MUKADDES ANKARA’DAN MEKTUPLAR -24-

MUKADDES ANKARA’DAN MEKTUPLAR -24-
Zaman dardır, harekete geçmek ve durmadan çalışmak lâzımdır

esat-atalay-001.jpg
Fİ’l-hakika, feci surette ıstırap çeken herkes, meraret (acı) bardağı artık taştığı için geçirmiş olduğu sefaleti unutmayacaktır.

Kahraman şehrin sakinleri, gurup vakti, kısa bir müddet için süratle civardaki tepelere çıkarlar, ağır ağır süzülen akşamın halaveti (tatlılığı) içinde mukaddes Ankara’nın hay huyunu unutmaya çalışırlar!

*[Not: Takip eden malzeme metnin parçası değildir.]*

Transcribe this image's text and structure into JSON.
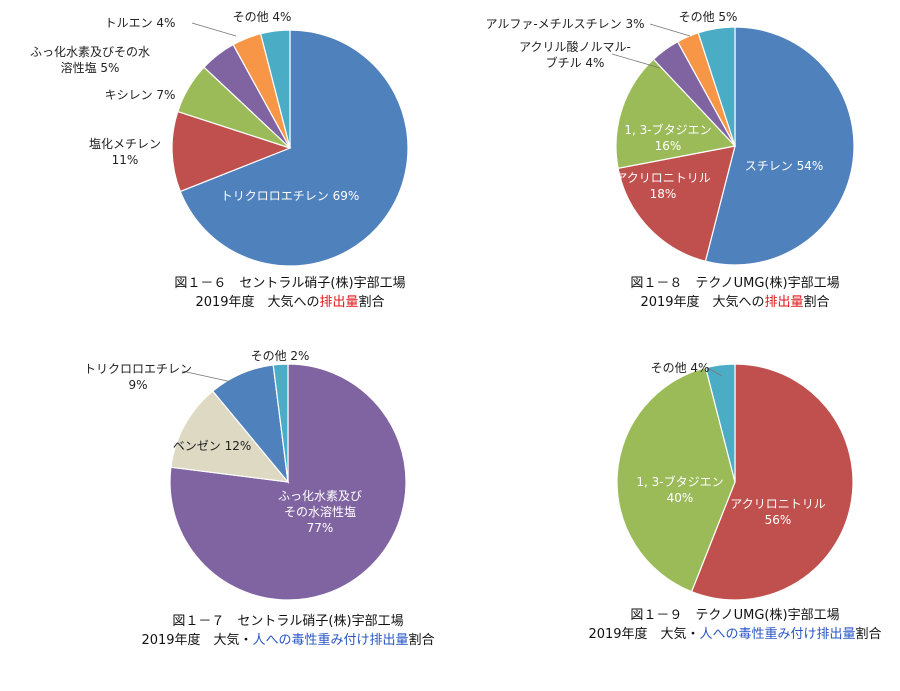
{
  "chart_data": [
    {
      "type": "pie",
      "slices": [
        {
          "label": "トリクロロエチレン",
          "value": 69,
          "color": "#4F81BD"
        },
        {
          "label": "塩化メチレン",
          "value": 11,
          "color": "#C0504D"
        },
        {
          "label": "キシレン",
          "value": 7,
          "color": "#9BBB59"
        },
        {
          "label": "ふっ化水素及びその水溶性塩",
          "value": 5,
          "color": "#8064A2"
        },
        {
          "label": "トルエン",
          "value": 4,
          "color": "#F79646"
        },
        {
          "label": "その他",
          "value": 4,
          "color": "#4BACC6"
        }
      ],
      "display_labels": [
        {
          "lines": [
            "トリクロロエチレン 69%"
          ],
          "color": "#ffffff"
        },
        {
          "lines": [
            "塩化メチレン",
            "11%"
          ],
          "color": "#222222"
        },
        {
          "lines": [
            "キシレン 7%"
          ],
          "color": "#222222"
        },
        {
          "lines": [
            "ふっ化水素及びその水",
            "溶性塩 5%"
          ],
          "color": "#222222"
        },
        {
          "lines": [
            "トルエン 4%"
          ],
          "color": "#222222"
        },
        {
          "lines": [
            "その他 4%"
          ],
          "color": "#222222"
        }
      ],
      "caption": [
        [
          {
            "t": "図１－６　セントラル硝子(株)宇部工場",
            "c": "#111111"
          }
        ],
        [
          {
            "t": "2019年度　大気への",
            "c": "#111111"
          },
          {
            "t": "排出量",
            "c": "#e3161b"
          },
          {
            "t": "割合",
            "c": "#111111"
          }
        ]
      ]
    },
    {
      "type": "pie",
      "slices": [
        {
          "label": "スチレン",
          "value": 54,
          "color": "#4F81BD"
        },
        {
          "label": "アクリロニトリル",
          "value": 18,
          "color": "#C0504D"
        },
        {
          "label": "1, 3-ブタジエン",
          "value": 16,
          "color": "#9BBB59"
        },
        {
          "label": "アクリル酸ノルマル-ブチル",
          "value": 4,
          "color": "#8064A2"
        },
        {
          "label": "アルファ-メチルスチレン",
          "value": 3,
          "color": "#F79646"
        },
        {
          "label": "その他",
          "value": 5,
          "color": "#4BACC6"
        }
      ],
      "display_labels": [
        {
          "lines": [
            "スチレン 54%"
          ],
          "color": "#ffffff"
        },
        {
          "lines": [
            "アクリロニトリル",
            "18%"
          ],
          "color": "#ffffff"
        },
        {
          "lines": [
            "1, 3-ブタジエン",
            "16%"
          ],
          "color": "#ffffff"
        },
        {
          "lines": [
            "アクリル酸ノルマル-",
            "ブチル 4%"
          ],
          "color": "#222222"
        },
        {
          "lines": [
            "アルファ-メチルスチレン 3%"
          ],
          "color": "#222222"
        },
        {
          "lines": [
            "その他 5%"
          ],
          "color": "#222222"
        }
      ],
      "caption": [
        [
          {
            "t": "図１－８　テクノUMG(株)宇部工場",
            "c": "#111111"
          }
        ],
        [
          {
            "t": "2019年度　大気への",
            "c": "#111111"
          },
          {
            "t": "排出量",
            "c": "#e3161b"
          },
          {
            "t": "割合",
            "c": "#111111"
          }
        ]
      ]
    },
    {
      "type": "pie",
      "slices": [
        {
          "label": "ふっ化水素及びその水溶性塩",
          "value": 77,
          "color": "#8064A2"
        },
        {
          "label": "ベンゼン",
          "value": 12,
          "color": "#DDD9C3"
        },
        {
          "label": "トリクロロエチレン",
          "value": 9,
          "color": "#4F81BD"
        },
        {
          "label": "その他",
          "value": 2,
          "color": "#4BACC6"
        }
      ],
      "display_labels": [
        {
          "lines": [
            "ふっ化水素及び",
            "その水溶性塩",
            "77%"
          ],
          "color": "#ffffff"
        },
        {
          "lines": [
            "ベンゼン 12%"
          ],
          "color": "#222222"
        },
        {
          "lines": [
            "トリクロロエチレン",
            "9%"
          ],
          "color": "#222222"
        },
        {
          "lines": [
            "その他 2%"
          ],
          "color": "#222222"
        }
      ],
      "caption": [
        [
          {
            "t": "図１－７　セントラル硝子(株)宇部工場",
            "c": "#111111"
          }
        ],
        [
          {
            "t": "2019年度　大気・",
            "c": "#111111"
          },
          {
            "t": "人への毒性重み付け排出量",
            "c": "#2a56c6"
          },
          {
            "t": "割合",
            "c": "#111111"
          }
        ]
      ]
    },
    {
      "type": "pie",
      "slices": [
        {
          "label": "アクリロニトリル",
          "value": 56,
          "color": "#C0504D"
        },
        {
          "label": "1, 3-ブタジエン",
          "value": 40,
          "color": "#9BBB59"
        },
        {
          "label": "その他",
          "value": 4,
          "color": "#4BACC6"
        }
      ],
      "display_labels": [
        {
          "lines": [
            "アクリロニトリル",
            "56%"
          ],
          "color": "#ffffff"
        },
        {
          "lines": [
            "1, 3-ブタジエン",
            "40%"
          ],
          "color": "#ffffff"
        },
        {
          "lines": [
            "その他 4%"
          ],
          "color": "#222222"
        }
      ],
      "caption": [
        [
          {
            "t": "図１－９　テクノUMG(株)宇部工場",
            "c": "#111111"
          }
        ],
        [
          {
            "t": "2019年度　大気・",
            "c": "#111111"
          },
          {
            "t": "人への毒性重み付け排出量",
            "c": "#2a56c6"
          },
          {
            "t": "割合",
            "c": "#111111"
          }
        ]
      ]
    }
  ]
}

Bunların, meşhur kaplumbağalarının yeşil kıyılarında sakin bulundukları ovadaki berrak dereyi ihata eden (çeviren) güzel kavak ağaçlarının altında gezinmeye vakitleri yoktur. Zaman dardır, harekete geçmek ve durmadan çalışmak lâzımdır. Çünkü, sulh eserinin âmilleri, bütün Müslüman şarkın (doğunun) istikbalini burada yaratmaktadırlar.

Yedinci Mektup:

Ankara, 4 Mayıs

Büyük Devlet Reisi, İsmet ve Refet Paşalar ile buluşarak, emr-ü kumandada birliği temin etmek için, kendileriyle görüşmek üzere, üç gün önce cepheye gitti. Kendilerini götüren zarif hususî tren, Ankara garından gece yarısı hareket etmişti. Bu ziyaretten istifade ederek düşman ateşine maruz hatları teftiş etmek istediklerinden, Erkân-ı Harp zabitlerinden oluşan bir heyet de kendilerine refakat etmekte. Yunan hezimetini takip eden sükûnet bozulmuşa benziyordu. Bazı yerlerde yeniden çarpışmalar olduğu şayiası (söylentisi) çıkması üzerine vaziyetin ciddî bir surette tetkikinden sonra tek bir yüksek kumandanlık olmasında zaruret bulunduğuna karar verilmişti. Her iki paşanın da kıymetli birer kumandan olması hasebiyle nazik ve halli müşkil bir mesele olarak tezahür etmekte. Mustafa Kemal Paşa’yı Eskişehir’e götüren tren, odunla işliyordu. Treni tahrik eden ağır Alman lokomotifi bu kıymetli mahrukattan (yakacaktan) pek çok istihlâk ediyordu (tüketiyordu). Memleket dahilinde keşfedilen birkaç kömür madeni iyi bir şekilde işletilmekle beraber, cephane fabrikalarının, imalâthanelerin, makinelerin ve bütün trenlerin ihtiyacına yetmiyordu. Bunun üzerine ormanların tahribine, muazzez ve asır-dîde ağaçların kesilmesine, birkaç yüz senelik gövdelerin dinamitle atılmasına başlandı. Koru ve demiryolu istasyonları civarında, şehirlere tahsis edilen (ayrılan) odunları kesip hazırlayan askerlerin çadırlarına tesadüf olunmasının sebebi budur.

Yine bu sebeple, bazı mıntıkalarda, devâsa çınarların gölgesine sığınıp ilkbaharın nefis kokusunu teneffüs ederek tefekküre (düşünceye) dalan mütefekkirlerle (düşünürlerle) edebî musarralar (beyitler) yazan derviş şairlere, eski zamanın bu terennümkârlarının gittikleri bu muhteşem ormanlar artık hiç görülmeyecek...

Bunlar artık mazi oldu...

Şimdi, yaşamak için mücadele etmek lâzım. Bunun için de pek çok fedakârlığa katlanmak icap ediyor! Ah, yaşamak; bu ne korkunç bir kelime...

Fakat, ne olursa olsun, ortadan kalkan ormanlar için ağlamaya hakkımız var mı?

Şayet ormanlar için ağlayacak olursak onları sevenlerin akıbeti için dökülecek gözyaşımız kalmaz. Takip ve tazyike (baskıya) uğrayışımızdan beri tahakkuk ettirilecek ne kadar çok şey var! Anadolu’nun merkezinde bulunan hazineler, kendi başlarına birçok açığı kapatmaya kifayet ederse (yeterse) de bunun için memleketimizde rahatça çalışmaklığımız gerekmez mi?